The data just isn’t there for some mystical reason. I call bullshit. It’s there, just like in cases of someone like North Korea hacking an exchange and mixing the stolen funds. They’ll just pretend it isn’t so they can create a legal justification for taking all this information that companies are already processing and storing and making a nice, complete copy in the hands of the government regulators themselves.

This is nothing less than a systematic preparation for a potentially increasingly antagonistic crackdown and regulatory scheme. The nature of how FinCEN has to argue just cause for promulgating new rules centers on scrutiny of the nature of specific classes of transactions. The overly and absurdly broad definitions of “mixture” in this proposal would essentially take everything broken down in the six definitions provided and bring them together under the same class of transactions, “mixture.” Having demonstrated just cause for categorizing and regulating them as a single class, there is a much stronger basis for further dividing this single general class into subclasses and arguing just cause for subjecting specific subclasses to additional regulatory burdens. After all, they can also prohibit entirely specific classes of transactions, as long as there is a strong enough argument to mitigate serious harm to the financial system or the geopolitical interests of the United States.

First of all, you have to avoid this. Every substantial piece of bitcoin must be designed with the possibility of jurisdictions becoming hostile to them, if not outright hostile, in mind. The extent of this is something that all of you should seriously consider as you think about how you have interacted with bitcoin, how you interact with bitcoin, and how you will interact with it in the future.

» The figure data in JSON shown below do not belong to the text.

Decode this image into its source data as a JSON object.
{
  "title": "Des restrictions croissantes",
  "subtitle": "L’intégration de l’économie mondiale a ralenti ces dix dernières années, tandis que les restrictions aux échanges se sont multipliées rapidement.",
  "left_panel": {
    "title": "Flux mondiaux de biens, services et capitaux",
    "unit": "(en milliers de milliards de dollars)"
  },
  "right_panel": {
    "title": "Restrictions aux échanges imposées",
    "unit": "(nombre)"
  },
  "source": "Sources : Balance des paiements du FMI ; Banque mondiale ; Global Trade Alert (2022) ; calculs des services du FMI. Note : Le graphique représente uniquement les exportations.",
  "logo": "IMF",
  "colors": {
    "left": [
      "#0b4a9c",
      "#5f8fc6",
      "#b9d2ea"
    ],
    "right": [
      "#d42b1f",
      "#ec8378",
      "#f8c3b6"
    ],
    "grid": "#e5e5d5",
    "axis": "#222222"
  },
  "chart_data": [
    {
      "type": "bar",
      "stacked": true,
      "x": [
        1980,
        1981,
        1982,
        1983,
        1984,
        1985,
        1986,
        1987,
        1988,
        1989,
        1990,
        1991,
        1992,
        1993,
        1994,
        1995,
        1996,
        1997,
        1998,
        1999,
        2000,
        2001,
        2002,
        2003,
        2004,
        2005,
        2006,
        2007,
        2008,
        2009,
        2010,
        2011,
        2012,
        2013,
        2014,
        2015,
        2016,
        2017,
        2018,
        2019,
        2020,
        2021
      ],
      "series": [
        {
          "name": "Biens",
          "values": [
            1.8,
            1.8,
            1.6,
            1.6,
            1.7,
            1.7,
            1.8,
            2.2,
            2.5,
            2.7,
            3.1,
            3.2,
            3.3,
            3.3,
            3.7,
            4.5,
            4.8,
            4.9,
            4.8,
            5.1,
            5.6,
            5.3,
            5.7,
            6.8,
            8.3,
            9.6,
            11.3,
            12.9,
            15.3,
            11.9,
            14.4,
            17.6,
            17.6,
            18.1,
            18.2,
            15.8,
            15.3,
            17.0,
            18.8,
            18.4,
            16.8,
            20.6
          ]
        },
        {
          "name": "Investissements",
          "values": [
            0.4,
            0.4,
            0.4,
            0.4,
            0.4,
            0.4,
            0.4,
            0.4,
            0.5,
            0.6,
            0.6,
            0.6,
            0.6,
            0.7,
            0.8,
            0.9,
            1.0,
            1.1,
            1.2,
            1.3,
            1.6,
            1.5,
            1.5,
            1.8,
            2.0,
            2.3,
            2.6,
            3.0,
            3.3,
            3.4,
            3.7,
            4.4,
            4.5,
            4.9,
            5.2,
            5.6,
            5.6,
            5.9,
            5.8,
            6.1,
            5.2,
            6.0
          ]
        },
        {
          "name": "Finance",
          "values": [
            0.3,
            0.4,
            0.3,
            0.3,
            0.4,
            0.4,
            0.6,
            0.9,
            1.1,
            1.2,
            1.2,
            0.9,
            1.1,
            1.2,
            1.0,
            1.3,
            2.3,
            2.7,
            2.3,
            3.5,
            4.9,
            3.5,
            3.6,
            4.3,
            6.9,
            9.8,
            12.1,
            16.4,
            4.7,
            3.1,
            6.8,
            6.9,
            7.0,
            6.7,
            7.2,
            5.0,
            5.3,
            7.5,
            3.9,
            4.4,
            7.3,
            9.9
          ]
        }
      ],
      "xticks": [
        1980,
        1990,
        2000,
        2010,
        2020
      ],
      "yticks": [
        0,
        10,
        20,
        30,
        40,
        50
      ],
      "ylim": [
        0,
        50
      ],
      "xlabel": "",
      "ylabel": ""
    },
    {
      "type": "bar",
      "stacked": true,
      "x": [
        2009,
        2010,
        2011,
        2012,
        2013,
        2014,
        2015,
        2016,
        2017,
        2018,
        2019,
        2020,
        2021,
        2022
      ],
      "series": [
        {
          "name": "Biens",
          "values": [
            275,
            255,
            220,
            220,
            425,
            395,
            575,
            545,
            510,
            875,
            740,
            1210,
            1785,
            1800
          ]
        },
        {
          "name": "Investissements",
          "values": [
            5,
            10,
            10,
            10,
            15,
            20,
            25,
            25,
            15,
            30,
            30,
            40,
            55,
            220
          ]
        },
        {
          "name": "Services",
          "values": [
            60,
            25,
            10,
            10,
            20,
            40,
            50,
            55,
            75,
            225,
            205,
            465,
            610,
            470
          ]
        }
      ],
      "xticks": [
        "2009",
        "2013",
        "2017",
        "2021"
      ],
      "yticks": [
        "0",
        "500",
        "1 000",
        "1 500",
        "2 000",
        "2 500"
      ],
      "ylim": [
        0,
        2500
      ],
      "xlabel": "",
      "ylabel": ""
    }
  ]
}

But having said that, this is also something that must be fought against. It is tremendously broad in its scope, and the reasoning behind the positive results outweighing the harmful ones is fundamentally broken. They just pretend they can’t even determine the data to compare it to each other in the first place.

Actions by the government will no longer be absurd jokes that will be easily ignored or ignored. Things will continue to become more reasoned to effectively achieve the outcome they want, and that is something we all need to start taking more seriously.